No, about 7 years ago.

Back when the only people talking about FIRE (for the under 50 or under $1M crowd) in the way that is widely understood today was ERE, lackingambition (mikeBOS on this forum), canadian dream, retiredsyd, ourroadtofreedom, and spartanstudent (ken ilgunas). (My apologies if I forget any.)

The big second generation FIRE blogs today (MMM, madfientist, jhcollins, gocurrycracker, bravenewworld... ) didn't exist yet.

Back then almost all pf-blogging was still mostly about clipping coupons, making your own laundry detergent, developing side-incomes, and "using the magic of compound interest" to accumulate $1M by the age of 60 or so. In those years, in order to call yourself "retired", you had to meet a host of idiosyncratic rules like having at least X amount of money, being at least Y years old, not being allowed to make any income, not being allowed to do any DIY, not being related to other people who weren't retired, etc. Reason I made up the "internet retirement police" term. They were everywhere. Some even took pride in it.

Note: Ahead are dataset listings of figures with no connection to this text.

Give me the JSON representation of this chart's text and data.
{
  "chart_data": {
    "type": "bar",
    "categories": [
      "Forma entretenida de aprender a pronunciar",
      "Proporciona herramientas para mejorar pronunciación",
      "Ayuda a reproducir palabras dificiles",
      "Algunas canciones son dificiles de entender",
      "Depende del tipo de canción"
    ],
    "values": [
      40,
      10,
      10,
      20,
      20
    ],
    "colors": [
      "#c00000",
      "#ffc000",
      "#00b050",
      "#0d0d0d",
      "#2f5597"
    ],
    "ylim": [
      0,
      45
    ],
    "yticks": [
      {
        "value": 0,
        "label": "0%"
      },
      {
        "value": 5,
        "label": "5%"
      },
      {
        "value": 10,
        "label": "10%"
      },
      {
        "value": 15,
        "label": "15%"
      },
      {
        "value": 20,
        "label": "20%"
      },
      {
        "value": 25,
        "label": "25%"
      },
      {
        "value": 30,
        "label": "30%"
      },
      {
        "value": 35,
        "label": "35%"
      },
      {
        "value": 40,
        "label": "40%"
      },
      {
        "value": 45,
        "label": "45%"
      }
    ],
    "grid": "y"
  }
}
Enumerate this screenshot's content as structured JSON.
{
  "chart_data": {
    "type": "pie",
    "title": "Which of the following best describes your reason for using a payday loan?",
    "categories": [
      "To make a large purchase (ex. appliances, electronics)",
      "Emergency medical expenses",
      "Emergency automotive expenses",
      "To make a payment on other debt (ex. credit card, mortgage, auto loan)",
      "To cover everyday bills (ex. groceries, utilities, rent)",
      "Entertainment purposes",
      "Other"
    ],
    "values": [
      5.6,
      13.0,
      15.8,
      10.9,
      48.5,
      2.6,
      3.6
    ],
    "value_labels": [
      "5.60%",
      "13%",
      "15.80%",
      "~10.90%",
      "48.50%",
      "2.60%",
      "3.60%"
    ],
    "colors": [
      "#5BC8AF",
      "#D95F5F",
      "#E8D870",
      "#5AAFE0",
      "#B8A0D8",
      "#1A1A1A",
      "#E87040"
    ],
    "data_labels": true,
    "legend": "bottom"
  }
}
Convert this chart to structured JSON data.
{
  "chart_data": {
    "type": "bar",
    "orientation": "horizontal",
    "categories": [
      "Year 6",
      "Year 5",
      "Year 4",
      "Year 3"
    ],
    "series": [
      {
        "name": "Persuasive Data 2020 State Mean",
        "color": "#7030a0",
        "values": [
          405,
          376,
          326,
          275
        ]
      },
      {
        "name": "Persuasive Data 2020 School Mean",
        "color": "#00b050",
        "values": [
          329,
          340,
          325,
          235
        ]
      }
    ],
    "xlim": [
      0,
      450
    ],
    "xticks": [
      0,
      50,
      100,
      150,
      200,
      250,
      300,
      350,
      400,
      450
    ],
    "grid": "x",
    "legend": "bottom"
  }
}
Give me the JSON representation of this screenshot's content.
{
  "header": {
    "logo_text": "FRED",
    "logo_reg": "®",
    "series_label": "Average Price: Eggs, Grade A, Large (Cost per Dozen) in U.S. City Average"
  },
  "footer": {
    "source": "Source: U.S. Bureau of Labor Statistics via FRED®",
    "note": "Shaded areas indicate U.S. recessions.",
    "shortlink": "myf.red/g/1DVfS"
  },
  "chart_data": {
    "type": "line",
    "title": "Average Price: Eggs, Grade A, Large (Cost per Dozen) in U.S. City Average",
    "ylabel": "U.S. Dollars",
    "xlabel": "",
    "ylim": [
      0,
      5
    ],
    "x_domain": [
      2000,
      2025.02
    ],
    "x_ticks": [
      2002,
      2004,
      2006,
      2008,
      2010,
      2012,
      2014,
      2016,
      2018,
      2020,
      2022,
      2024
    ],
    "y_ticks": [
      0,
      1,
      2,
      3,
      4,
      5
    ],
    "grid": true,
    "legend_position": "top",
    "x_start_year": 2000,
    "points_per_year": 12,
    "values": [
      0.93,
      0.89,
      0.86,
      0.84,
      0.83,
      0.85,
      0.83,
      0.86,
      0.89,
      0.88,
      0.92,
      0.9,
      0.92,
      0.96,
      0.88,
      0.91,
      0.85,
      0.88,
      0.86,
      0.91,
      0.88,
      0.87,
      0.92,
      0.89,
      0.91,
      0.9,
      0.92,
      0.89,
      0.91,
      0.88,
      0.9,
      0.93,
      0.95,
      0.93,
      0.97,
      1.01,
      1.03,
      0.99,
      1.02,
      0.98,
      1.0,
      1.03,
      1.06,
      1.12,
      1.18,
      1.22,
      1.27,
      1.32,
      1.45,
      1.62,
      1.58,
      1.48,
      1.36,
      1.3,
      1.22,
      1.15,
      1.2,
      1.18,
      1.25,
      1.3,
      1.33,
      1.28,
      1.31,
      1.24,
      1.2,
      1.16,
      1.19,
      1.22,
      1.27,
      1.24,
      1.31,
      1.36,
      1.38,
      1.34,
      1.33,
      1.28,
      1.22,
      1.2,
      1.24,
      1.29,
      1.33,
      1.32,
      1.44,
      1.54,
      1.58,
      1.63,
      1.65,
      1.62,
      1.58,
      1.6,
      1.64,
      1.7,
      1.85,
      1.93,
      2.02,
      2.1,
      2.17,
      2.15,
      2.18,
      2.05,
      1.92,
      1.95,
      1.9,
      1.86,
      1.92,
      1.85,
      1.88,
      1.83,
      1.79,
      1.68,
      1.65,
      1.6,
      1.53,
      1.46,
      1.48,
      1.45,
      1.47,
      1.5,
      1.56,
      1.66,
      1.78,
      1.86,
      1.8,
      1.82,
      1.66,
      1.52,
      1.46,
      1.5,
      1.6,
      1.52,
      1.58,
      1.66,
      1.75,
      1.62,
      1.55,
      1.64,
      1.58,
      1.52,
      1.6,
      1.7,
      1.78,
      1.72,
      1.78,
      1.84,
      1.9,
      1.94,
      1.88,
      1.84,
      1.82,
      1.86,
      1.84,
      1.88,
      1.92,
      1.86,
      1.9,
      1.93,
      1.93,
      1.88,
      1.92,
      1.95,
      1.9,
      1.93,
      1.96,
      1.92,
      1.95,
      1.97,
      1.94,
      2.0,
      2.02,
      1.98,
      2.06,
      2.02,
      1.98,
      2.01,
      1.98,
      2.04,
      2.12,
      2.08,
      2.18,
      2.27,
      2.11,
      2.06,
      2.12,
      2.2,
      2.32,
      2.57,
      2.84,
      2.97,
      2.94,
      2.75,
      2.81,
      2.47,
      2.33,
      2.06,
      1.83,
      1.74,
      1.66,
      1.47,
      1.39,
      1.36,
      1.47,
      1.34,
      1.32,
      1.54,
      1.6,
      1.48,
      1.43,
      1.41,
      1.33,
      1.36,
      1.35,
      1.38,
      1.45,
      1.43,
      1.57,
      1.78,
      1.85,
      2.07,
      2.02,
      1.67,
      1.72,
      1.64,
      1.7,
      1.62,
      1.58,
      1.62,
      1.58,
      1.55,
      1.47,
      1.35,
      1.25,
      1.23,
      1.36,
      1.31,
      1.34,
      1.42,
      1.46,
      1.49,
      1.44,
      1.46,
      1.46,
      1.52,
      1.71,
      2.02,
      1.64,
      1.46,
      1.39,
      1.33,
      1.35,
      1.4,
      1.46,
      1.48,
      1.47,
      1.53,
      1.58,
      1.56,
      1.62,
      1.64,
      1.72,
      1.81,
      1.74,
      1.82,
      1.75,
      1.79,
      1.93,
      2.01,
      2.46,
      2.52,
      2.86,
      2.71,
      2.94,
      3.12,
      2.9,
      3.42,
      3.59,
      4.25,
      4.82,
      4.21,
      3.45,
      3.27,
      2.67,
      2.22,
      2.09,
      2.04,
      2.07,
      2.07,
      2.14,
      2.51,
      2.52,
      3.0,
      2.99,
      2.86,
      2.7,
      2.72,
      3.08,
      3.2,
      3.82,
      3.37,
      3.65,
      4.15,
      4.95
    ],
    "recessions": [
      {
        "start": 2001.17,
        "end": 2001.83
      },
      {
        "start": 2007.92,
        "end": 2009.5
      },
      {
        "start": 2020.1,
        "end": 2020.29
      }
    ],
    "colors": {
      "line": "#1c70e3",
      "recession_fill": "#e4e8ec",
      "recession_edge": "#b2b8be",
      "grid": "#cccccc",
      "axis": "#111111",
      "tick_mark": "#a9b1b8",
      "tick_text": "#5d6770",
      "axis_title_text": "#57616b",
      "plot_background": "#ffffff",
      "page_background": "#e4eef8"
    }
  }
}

During the first gen era, our ideas/lifestyle were mildly tolerated but usually dismissed as "too extreme, but ... " or "I find it hard to believe ... " on regular pf-blogs. And when(*) we appeared on mainstream media, it was a veritable shitstorm. 99.9% negative comments. Not exaggerating here. A yahoo article could gather 1000 comments and most would imply that I was lying; that living in an RV (which I did back then) was for losers (now it's the cool thing for FIRE bloggers); ... and lots of blabla along of the lines of "I can't imagine it, therefore it doesn't work". The number of positive comments was 1 in a 1000 and it was usually someone trolling.

(*) If the article didn't get stopped at the editor-stage as being "too unrealistic".

It's actually kinda crazy how much and how fast things have shifted.